You keep conflating San Francisco with the greater Bay Area. This mistake was my central point. San Francisco proper is a small part of the Bay Area. It has a more storied history and is the more widely-known, but it is far from being the most significant city when it comes to defining the culture and norms of the area. SF gets the press, but Berkeley, San Jose, and numerous cities up and down the peninsula contribute just as much to this tech hub as San Francisco.
When the universities' reputations were established, SF dominated the Bay Area. Till suburbia spread down the peninsula in the 1950s, what we now call Silicon Valley was mostly agricultural land.

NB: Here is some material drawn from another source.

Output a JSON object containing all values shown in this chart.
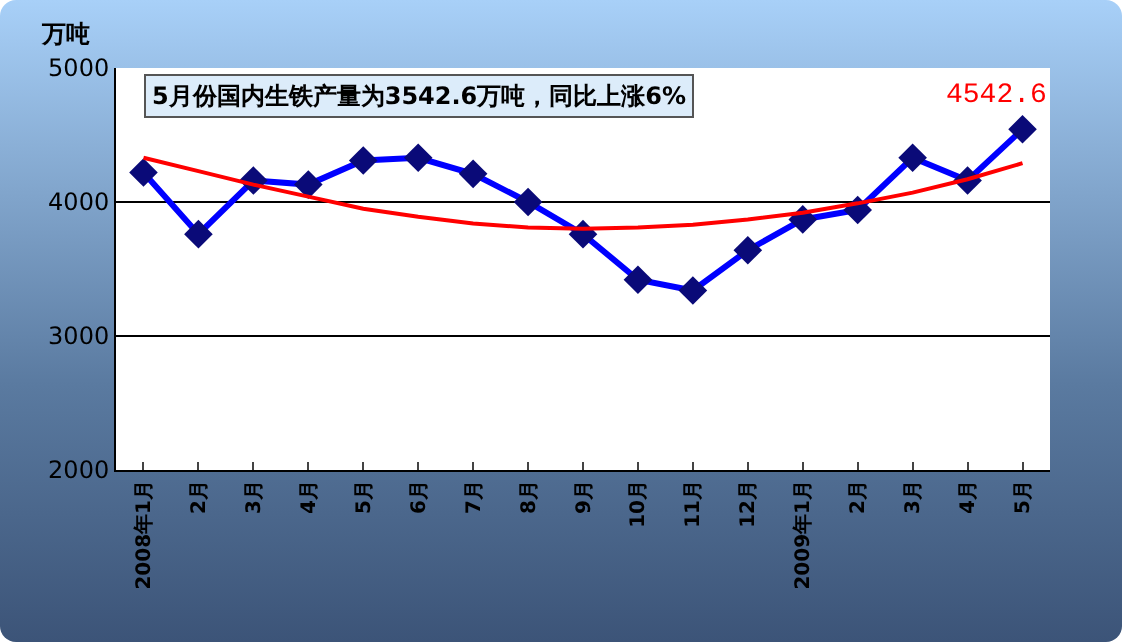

San Jose's population in 1940 was 69,000. SF's was 635,000.
Shockley did not come to the bay area for San Francisco, he came to be close to his ailing mother in Palo Alto. From Shockley Semiconductor came the traitorous eight and Fairchild and from this cluster came most of what we now know as silicon valley. Hewlett and Packard both came from Stanford, etc.
SF may have dominated the bay area for quote a while, but none of the seminal events that can be pointed to as the seeds of what became silicon valley have a very direct link to what you and everyone else seems to consider the San Francisco "culture." The marine geography that makes San Francisco a great anchorage and led to a strong naval presence in the area probably had a bigger impact on silicon valley than anything you can point to an as a uniquely "San Francisco" impact on the valley.
The critical moment in that story was not when Shockley moved back to the Bay Area, but when the traitorous eight decided they wanted to find a way to remain here, even though they couldn't stand working for Shockley anymore. Of the eight, I believe only Moore had family here. The rest wanted to stay simply because they liked it.
It may well be a coincidence that SF's government is so inefficient though. Portland has the same tolerant attitude, and their city government doesn't seem to be inefficient.